While I can see where you're coming from, I find there are too many factors preventing me from supporting hate crime laws. Hate crime laws are too narrow, and while you obviously disagree with this fact, a crime is a crime, a murder a murder, a rape a rape. No matter what the motivation behind it, it's going to incite fear. I don't think it's okay to allow the government to begin regulating what's alright for us to think or believe.

"I'm afraid I don't agree.

Do rapes not incite fear in women? Do robberies not incite fear in the community surrounding its occurrence? How about murders?

ANY crime, whether it be racially-motivated, motivated by sexual orientation of the victim, motivated by greed or lust, or any other factor you can consider is going to cause fear in the community. ANY crime sends an intimidating message - that we're all vulnerable in some way or another. "

While on the face of it, this is true, there is an added factor to bias or hate crimes. The criminal act would not have happened if the victim was not who they were.

James Bird would not have been dragged to death b the young men who killed him, if he had of been a white man. Gwen would not have been brutall beaten to death, if she hadn't of been a transwoman.

"At the point where we start adding hate crime enhancements to punishments, our government is sending its very own frightful message. It's punishing us for our thoughts, for our ideas of right and wrong. They essentially become Thought Police. We're no longer punishing people for actions, but for what they were thinking while they committed that action. There's a burden that comes with allowing free speech, and that's the knowledge that there's people who are going to be bigots, who are going disagree with what we think is right. But at the point where we start punishing people for those thoughts, we begin violating our own Constitution and rights."

It is not the thought that is being punished though, it is the actions that are motivated by that thought. I can think that my neighbors have a very lovely car and I would like to steal it and take it for a joy ride. No problem as long as I just think about it, once I take that step towards acting on it however, and I cross a very definite line.

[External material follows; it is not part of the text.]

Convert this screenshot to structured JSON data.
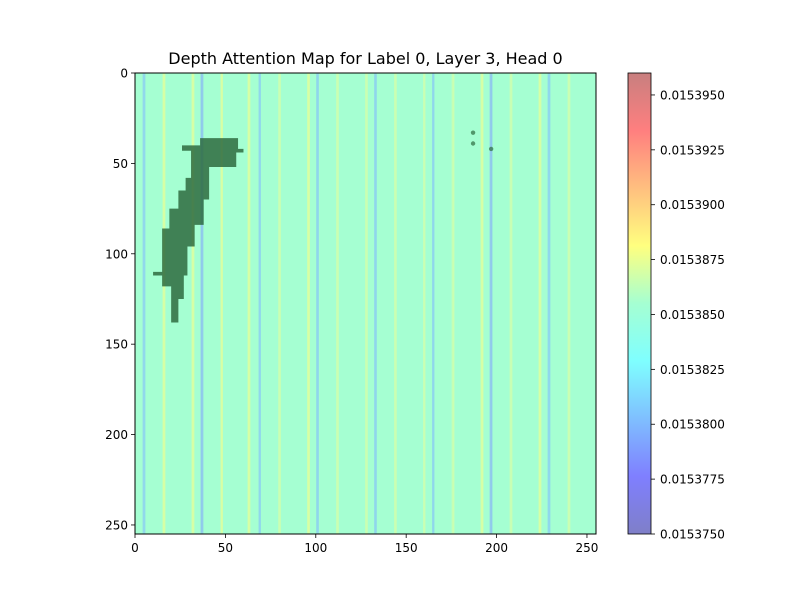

"While I can see where you're coming from, I find there are too many factors preventing me from supporting hate crime laws. Hate crime laws are too narrow, and while you obviously disagree with this fact, a crime is a crime, a murder a murder, a rape a rape. No matter what the motivation behind it, it's going to incite fear. I don't think it's okay to allow the government to begin regulating what's alright for us to think or believe."

Again, it is not the thought, but the actions that accompany such thoughts, that is to be punished. Even though all crimes could have the effect of causing fear, bias based crimes are more insidious in that they are directed crimes, crimes that focus on specific individuals. I am pretty sure most straight men do not worry about a gang of youths beating them up for being "queer".

Also, not all speech is, or should be protected. Hate speech has always been regulated, incitement is a crime pretty much anywhere you go. You still can't get away with yelling fire in a crowded theater. Try it and see how well the argument that you were practicing free speech goes over.

Ahleeshaa

The fact that some crimes cause fear, does not make them hate crimes.

While it is very hard to regulate speech, fortunately, in this country, we do judge the intent of criminals all the time. Fundamentally the essence of criminal activity is a guilty mind.

You cite murder and rape as examples of crimes where all we need to know is actions rather than intent: murder without intent is manslaughter, and rape is not merely sex, but the intent to force someone against their will.